Peace talks collapsed. What should the US do now? Well, nothing

Andrew Sullivan makes a good point on a positive outcome of the Administration’s failure to restart meaningful peace talks between Israelis and Palestinians:

We have seen a laborious, frustrating, endless attempt to get the Israeli government to get serious about stopping settlements and work on a peace deal. The constant humiliations at the hand of Netanyahu, the contempt shown the US by Netanyahu’s coalition partners, the massive bribes just to get Israel contemplating a minimal settlement freeze, the Pavlovian way in which Israel’s reflexive supporters have done all they can to stymie any movement … well, it’s been an exhaustive experience, hasn’t it?

But here’s the point: it has proven to almost everyone that nothing serious can get done between the current Israeli polity and the promising, if still inchoate, nation-builders in the West Bank. Obama has not asserted this; he has demonstrated it. And this is the key difference between Bush and Obama. Bush constantly declared things to be so. Obama waits until everyone sees it for sure.

This patience, moreover, does not go nowhere. Failure leads to new terms for success. And what Obama has done is get Netanyahu unwittingly to make the global argument that a peace settlement cannot be won with Israel’s support and cooperation –  but can only be imposed somehow from outside. The two years of trying so clearly to make the old model work has … proven the old model is finished. Now watch the U.N.

So, what should the US  do next? In my opinion: nothing. Certainly not another attempt “to bring the parties together.” The peace talks have become a tool to legitimize Israeli occupation. It provides Jerusalem with a diplomatic umbrella and it has a negative effect on the internal Israeli political dynamic, by providing centrist parties like Labor and Kadima an excuse to sit in coalitions with right-wing partners.

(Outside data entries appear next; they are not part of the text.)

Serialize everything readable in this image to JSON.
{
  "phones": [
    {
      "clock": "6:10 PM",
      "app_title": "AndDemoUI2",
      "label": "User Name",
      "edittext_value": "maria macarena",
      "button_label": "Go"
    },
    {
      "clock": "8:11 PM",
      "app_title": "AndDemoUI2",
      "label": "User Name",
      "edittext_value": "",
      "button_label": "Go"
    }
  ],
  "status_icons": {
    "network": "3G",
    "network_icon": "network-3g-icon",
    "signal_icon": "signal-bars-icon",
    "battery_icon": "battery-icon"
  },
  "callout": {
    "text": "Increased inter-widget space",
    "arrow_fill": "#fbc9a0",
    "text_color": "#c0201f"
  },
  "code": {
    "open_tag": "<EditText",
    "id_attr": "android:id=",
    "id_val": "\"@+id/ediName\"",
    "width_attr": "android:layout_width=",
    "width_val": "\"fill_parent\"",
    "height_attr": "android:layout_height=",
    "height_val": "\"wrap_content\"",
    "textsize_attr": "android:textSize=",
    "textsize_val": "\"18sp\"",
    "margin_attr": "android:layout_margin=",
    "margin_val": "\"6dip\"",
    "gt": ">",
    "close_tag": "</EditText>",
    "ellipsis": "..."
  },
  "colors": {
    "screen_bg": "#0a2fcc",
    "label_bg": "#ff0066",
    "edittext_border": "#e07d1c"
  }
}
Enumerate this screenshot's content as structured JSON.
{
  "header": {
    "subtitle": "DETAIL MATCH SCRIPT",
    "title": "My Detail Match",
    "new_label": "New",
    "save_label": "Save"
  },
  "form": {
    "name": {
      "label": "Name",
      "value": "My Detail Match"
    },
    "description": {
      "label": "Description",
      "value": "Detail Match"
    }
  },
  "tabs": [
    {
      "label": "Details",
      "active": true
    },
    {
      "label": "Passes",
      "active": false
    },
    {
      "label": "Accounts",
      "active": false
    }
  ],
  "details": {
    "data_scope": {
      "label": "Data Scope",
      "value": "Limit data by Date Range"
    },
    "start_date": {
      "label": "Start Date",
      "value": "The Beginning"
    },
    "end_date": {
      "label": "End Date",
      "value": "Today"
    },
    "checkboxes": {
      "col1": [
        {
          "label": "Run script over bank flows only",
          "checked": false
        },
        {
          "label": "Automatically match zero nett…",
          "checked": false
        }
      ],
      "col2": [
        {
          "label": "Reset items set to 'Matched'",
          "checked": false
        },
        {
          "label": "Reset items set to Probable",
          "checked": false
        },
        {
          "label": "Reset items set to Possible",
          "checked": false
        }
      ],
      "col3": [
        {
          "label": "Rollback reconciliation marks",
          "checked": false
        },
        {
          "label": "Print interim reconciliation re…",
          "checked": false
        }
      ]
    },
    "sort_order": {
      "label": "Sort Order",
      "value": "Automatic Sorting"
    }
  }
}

The last two years have showed that even a well-meaning American president is limited in his ability to apply pressure on Jerusalem. They have also showed that without such pressure, reaching an agreement is practically impossible. The reasonable conclusion is to let the Israeli political leadership face the consequences of its decisions: stop trying to force it to move forward, but at the same time, stop saving it when it finds itself in tough corners (i.e. Goldstone, flotilla, UN resolutions, EU decisions, etc.)